The above situation has inspired studies of various biopolymers such as polyetheretherketone (PEEK), polycarprolactone, and poly(lactic acid) (PLA) as potential bone-substituting materials [[17], [18], [19], [20], [21], [22]]. Among those candidates, PLA has been widely utilized since it has been approved by the USA Food and Drug Administration (FDA) for the fabrication of fracture fixation implants, drug release systems, surgical suture, dental implant coatings, and biomedical imaging/detection [[23], [24], [25], [26], [27]]. However, despite the above advantages, the biocompatibility and mechanical properties of PLA need to be further enhanced to broaden its applications in the field of hard tissue engineering.

Numerous studies were conducted to enhance the biocompatibility and mechanical properties of PLA via the incorporation of additives such as other polymers, inorganic particles, and fibers [[28], [29], [30], [31], [32], [33], [34], [35]]. In particular, the use of calcium phosphate (CaP)-based fillers was commonly adopted because of their excellent osteoconductive characteristics and good mechanical properties [[36], [37], [38], [39]]. These CaP-PLA composite scaffolds were fabricated via various methods including solvent casting, injection molding, extrusion, and additive manufacturing [[40], [41], [42], [43], [44], [45]]. Especially for fused filament fabrication (FFF) method, it has emerged as a promising technique because of its high reliability, simplicity, and material availability [46]. Moreover, the combination of FFF with computer-aided design (CAD) systems allows one to produce complicated and patient-customized scaffolds with well-controlled structures. However, the simple blending of CaP-based powders with PLA-containing polymers is not desired, since the high surface area of the former results in non-uniform distribution within the polymer matrix, which is detrimental to the physical properties of the thus obtained composites [47].

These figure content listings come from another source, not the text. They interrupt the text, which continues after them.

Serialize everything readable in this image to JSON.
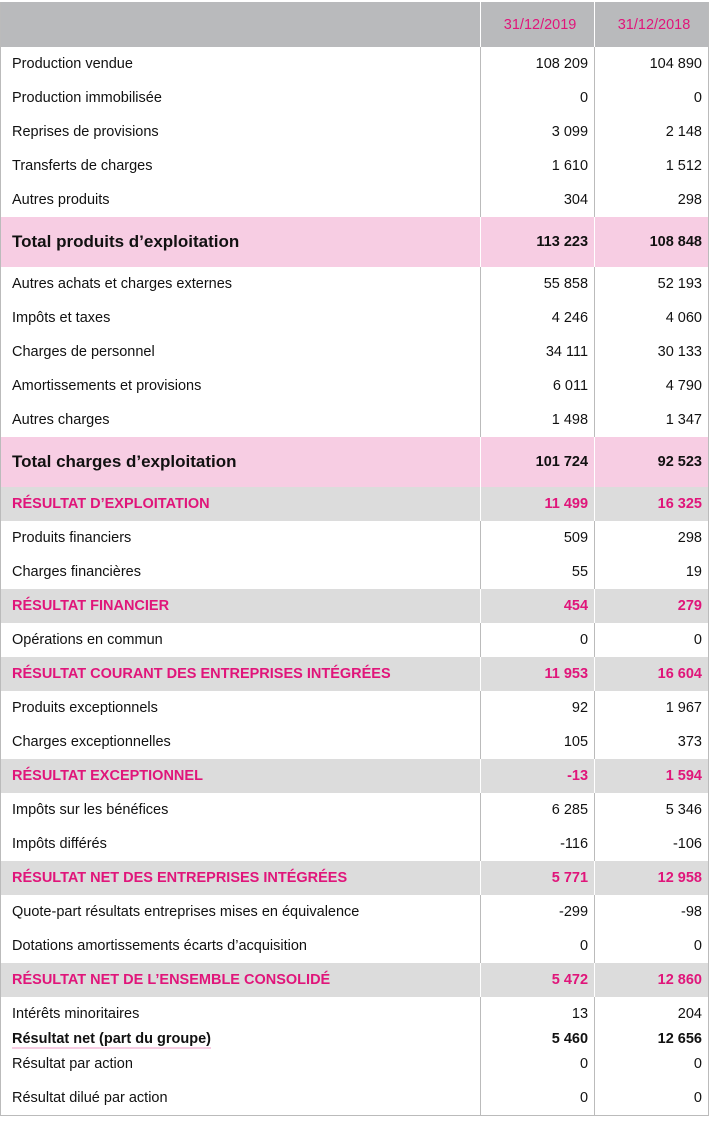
{
  "header": {
    "label": "",
    "col1": "31/12/2019",
    "col2": "31/12/2018"
  },
  "rows": [
    {
      "type": "normal",
      "label": "Production vendue",
      "v2019": "108 209",
      "v2018": "104 890"
    },
    {
      "type": "normal",
      "label": "Production immobilisée",
      "v2019": "0",
      "v2018": "0"
    },
    {
      "type": "normal",
      "label": "Reprises de provisions",
      "v2019": "3 099",
      "v2018": "2 148"
    },
    {
      "type": "normal",
      "label": "Transferts de charges",
      "v2019": "1 610",
      "v2018": "1 512"
    },
    {
      "type": "normal",
      "label": "Autres produits",
      "v2019": "304",
      "v2018": "298"
    },
    {
      "type": "total",
      "label": "Total produits d’exploitation",
      "v2019": "113 223",
      "v2018": "108 848"
    },
    {
      "type": "normal",
      "label": "Autres achats et charges externes",
      "v2019": "55 858",
      "v2018": "52 193"
    },
    {
      "type": "normal",
      "label": "Impôts et taxes",
      "v2019": "4 246",
      "v2018": "4 060"
    },
    {
      "type": "normal",
      "label": "Charges de personnel",
      "v2019": "34 111",
      "v2018": "30 133"
    },
    {
      "type": "normal",
      "label": "Amortissements et provisions",
      "v2019": "6 011",
      "v2018": "4 790"
    },
    {
      "type": "normal",
      "label": "Autres charges",
      "v2019": "1 498",
      "v2018": "1 347"
    },
    {
      "type": "total",
      "label": "Total charges d’exploitation",
      "v2019": "101 724",
      "v2018": "92 523"
    },
    {
      "type": "result",
      "label": "RÉSULTAT D’EXPLOITATION",
      "v2019": "11 499",
      "v2018": "16 325"
    },
    {
      "type": "normal",
      "label": "Produits financiers",
      "v2019": "509",
      "v2018": "298"
    },
    {
      "type": "normal",
      "label": "Charges financières",
      "v2019": "55",
      "v2018": "19"
    },
    {
      "type": "result",
      "label": "RÉSULTAT FINANCIER",
      "v2019": "454",
      "v2018": "279"
    },
    {
      "type": "normal",
      "label": "Opérations en commun",
      "v2019": "0",
      "v2018": "0"
    },
    {
      "type": "result",
      "label": "RÉSULTAT COURANT DES ENTREPRISES INTÉGRÉES",
      "v2019": "11 953",
      "v2018": "16 604"
    },
    {
      "type": "normal",
      "label": "Produits exceptionnels",
      "v2019": "92",
      "v2018": "1 967"
    },
    {
      "type": "normal",
      "label": "Charges exceptionnelles",
      "v2019": "105",
      "v2018": "373"
    },
    {
      "type": "result",
      "label": "RÉSULTAT EXCEPTIONNEL",
      "v2019": "-13",
      "v2018": "1 594"
    },
    {
      "type": "normal",
      "label": "Impôts sur les bénéfices",
      "v2019": "6 285",
      "v2018": "5 346"
    },
    {
      "type": "normal",
      "label": "Impôts différés",
      "v2019": "-116",
      "v2018": "-106"
    },
    {
      "type": "result",
      "label": "RÉSULTAT NET DES ENTREPRISES INTÉGRÉES",
      "v2019": "5 771",
      "v2018": "12 958"
    },
    {
      "type": "normal",
      "label": "Quote-part résultats entreprises mises en équivalence",
      "v2019": "-299",
      "v2018": "-98"
    },
    {
      "type": "normal",
      "label": "Dotations amortissements écarts d’acquisition",
      "v2019": "0",
      "v2018": "0"
    },
    {
      "type": "result",
      "label": "RÉSULTAT NET DE L’ENSEMBLE CONSOLIDÉ",
      "v2019": "5 472",
      "v2018": "12 860"
    },
    {
      "type": "normal",
      "label": "Intérêts minoritaires",
      "v2019": "13",
      "v2018": "204"
    },
    {
      "type": "bold",
      "label": "Résultat net (part du groupe)",
      "v2019": "5 460",
      "v2018": "12 656"
    },
    {
      "type": "normal",
      "label": "Résultat par action",
      "v2019": "0",
      "v2018": "0"
    },
    {
      "type": "normal",
      "label": "Résultat dilué par action",
      "v2019": "0",
      "v2018": "0"
    }
  ],
  "colors": {
    "accent": "#e0157a",
    "header_bg": "#b9babc",
    "total_bg": "#f7cde3",
    "result_bg": "#dcdcdc"
  }
}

Herein, ductile Ti metal was chosen as an alternative PLA reinforcing agent owing to its high specific strength, chemical stability, and excellent biocompatibility under physiological conditions [11,48,49]. Homogeneous PLA/Ti filaments with Ti loadings of 0–20 vol% for FFF-based 3D printing were prepared using a shear mixer and a single-screw extruder, and porous PLA/Ti scaffolds with various Ti loadings were fabricated following the input design of the FFF process. The physiological characteristics and crystalline phases of as-obtained scaffolds were evaluated by differential scanning calorimetry (DSC), thermogravimetric analysis (TGA), and X-ray diffraction (XRD). Scanning electron microscopy (SEM) and microcomputed tomography (μ-CT) were used to observe scaffold structures, while the corresponding mechanical properties were examined using compression, tensile, and Charpy impact tests. Finally, the biocompatibility of produced materials was probed by in vitro cell attachment, proliferation, and differentiation tests using pre-osteoblast cells.